Qu'une seule et même catégorie socioprofessionnelle fournisse plus de la moitié de nos législateurs constitue une nouvelle exception française aux conséquences prévisibles. Comment réformer la fonction publique, quand notre Parlement est colonisé par les premiers intéressés ? Comment légiférer en fonction du bien commun, quand c'est l'esprit de corporation qui prédomine ? Comment favoriser la croissance, quand le pouvoir est confisqué par une oligarchie extérieure au secteur concurrentiel ?

Assemblée Nationale

Pour lui être extérieure, elle ne se montre cependant pas complètement indifférente au secteur privé, explique Bertrand Lemennicier : « Toute concentrée qu'elle soit sur son oeuvre supposée noble et désintéressée, d'accroissement des prérogatives de l'Etat, l'oligarchie française n'en est pas pour autant étrangère et hermétique à toute forme d'intérêt pour le monde économique. La partie qui crée les richesses est une minorité fragile, dont le capital accumulé est particulièrement convoité.
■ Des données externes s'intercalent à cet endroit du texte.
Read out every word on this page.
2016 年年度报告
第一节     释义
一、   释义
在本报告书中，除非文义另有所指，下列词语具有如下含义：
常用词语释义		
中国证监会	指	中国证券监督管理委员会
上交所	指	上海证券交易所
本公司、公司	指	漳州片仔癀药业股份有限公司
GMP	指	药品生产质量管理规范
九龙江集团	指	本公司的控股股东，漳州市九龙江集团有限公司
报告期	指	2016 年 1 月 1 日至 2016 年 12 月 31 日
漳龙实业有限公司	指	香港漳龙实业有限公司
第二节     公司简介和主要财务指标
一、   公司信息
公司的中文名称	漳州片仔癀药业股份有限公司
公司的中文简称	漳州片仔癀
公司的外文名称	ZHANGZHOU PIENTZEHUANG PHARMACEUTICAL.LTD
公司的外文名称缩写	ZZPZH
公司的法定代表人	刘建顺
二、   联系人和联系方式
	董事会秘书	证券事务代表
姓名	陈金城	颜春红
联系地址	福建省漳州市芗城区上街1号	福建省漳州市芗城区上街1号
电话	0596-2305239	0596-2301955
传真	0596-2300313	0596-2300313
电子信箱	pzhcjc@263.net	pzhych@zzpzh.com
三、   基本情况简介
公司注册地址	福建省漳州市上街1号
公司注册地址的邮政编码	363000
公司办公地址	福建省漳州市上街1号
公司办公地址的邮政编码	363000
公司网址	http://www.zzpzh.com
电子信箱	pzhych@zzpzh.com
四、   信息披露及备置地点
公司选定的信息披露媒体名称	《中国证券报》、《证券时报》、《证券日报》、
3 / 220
Il est spécialement difficile de résister aux appétits de ceux qui peuvent user du monopole de la violence. L'oligarchie française constitue à cet égard une élite prédatrice, dont les revenus tirés de l'impôt dépendent fondamentalement de la création de richesses par les entrepreneurs. » Nous voilà rassurés, nos fonctionnaires-législateurs s'intéressent donc au monde économique, même si cet intérêt ressemble à celui du vampire pour sa victime.
Mais c'est surtout à eux-mêmes qu'ils s'intéressent lorsqu'il s'agit de réagir à une proposition de loi, comme en témoigne le sort réservé à celle déposée par Hervé Novelli, qui visait à interdire, comme en Grande-Bretagne, le cumul du statut de fonctionnaire avec celui de parlementaire. Les Contribuables Associés avaient demandé aux députés de, se prononcer. Sur la base des suffrages obtenus en fonction de l'origine socioprofessionnelle de nos élus, Bertrand Lemennicier démontre statistiquement qu'un fonctionnaire a 2,65 fois plus de chances de rejeter cette proposition qu'un non-fonctionnaire, tandis qu'un entrepreneur a 3,14 fois plus de chances de l'approuver. Oui, mais voilà : les entrepreneurs sont (malheureusement) peu nombreux au Parlement puisqu'ils représentent seulement 9 % des députés. En dépit du rôle important tenu par l'idéologie dans le positionnement des députés, et même s'il existe - notamment parmi les réformateurs - des députés fonctionnaires favorables à la proposition Novelli, Bertrand lemennicier constate, chiffres à l'appui, que « l'opposition à la proposition Novelli est en partie motivée par un réflexe corporatiste de fonctionnaires attachés à leurs privilèges ».


Situation professionnelle
% favorable à la proposition Novelli
Fonctionnaires
16.2 %
Entrepreneurs
53.8 %

Comment cette situation quasi monopolistique peut-elle perdurer quand on sait que l'immense majorité des électeurs n'a pas la chance, elle, d'être confortablement chaussée des pantoufles protectrices du fonctionnariat à vie ?
Bertrand Lemennicier dénonce les dérives d'un système qui s'appuie sur un recrutement privatif par cooptation : « Toute caste survit en instaurant des modes opératoires de renouvellement qui garantissent sa pérennité. Si l'on peut parler de renouvellement »... En l'occurrence, l'ancienneté moyenne des députés à l'Assemblée nationale avoisine vingt ans, soit l'équivalent de quatre mandats consécutifs ! À cette belle longévité s'ajoute un facteur aggravant : le cumul quasi systématique des mandats (près de deux mandats en moyenne par député).
Comment sortir de l'impasse ? Notre auteur suggère une solution : « Il importe de revenir à une conception moderne ou libérale de la démocratie. En effet, nos élites ne pourront être que défaillantes dans leur mission consistant à limiter l'expansion du pouvoir de l'État et sa concentration dans les mains de quelques-uns, tant que leur statut de quasi-fonctionnaires fera qu'elles sont à la fois juges et parties. Dans un tel contexte, la mise en œuvre de la proposition Novelli... s'impose à la fois comme une urgence et une évidence, à moins d'envisager des solutions plus radicales, comme celle d'un gouvernement contractuel et privé. »

 

Guillaume Préval, le Cri du contribuable, novembre 2005

 

Questions

1. En quoi la composition de l'assemblée nationale peut-elle empêcher les réformes ?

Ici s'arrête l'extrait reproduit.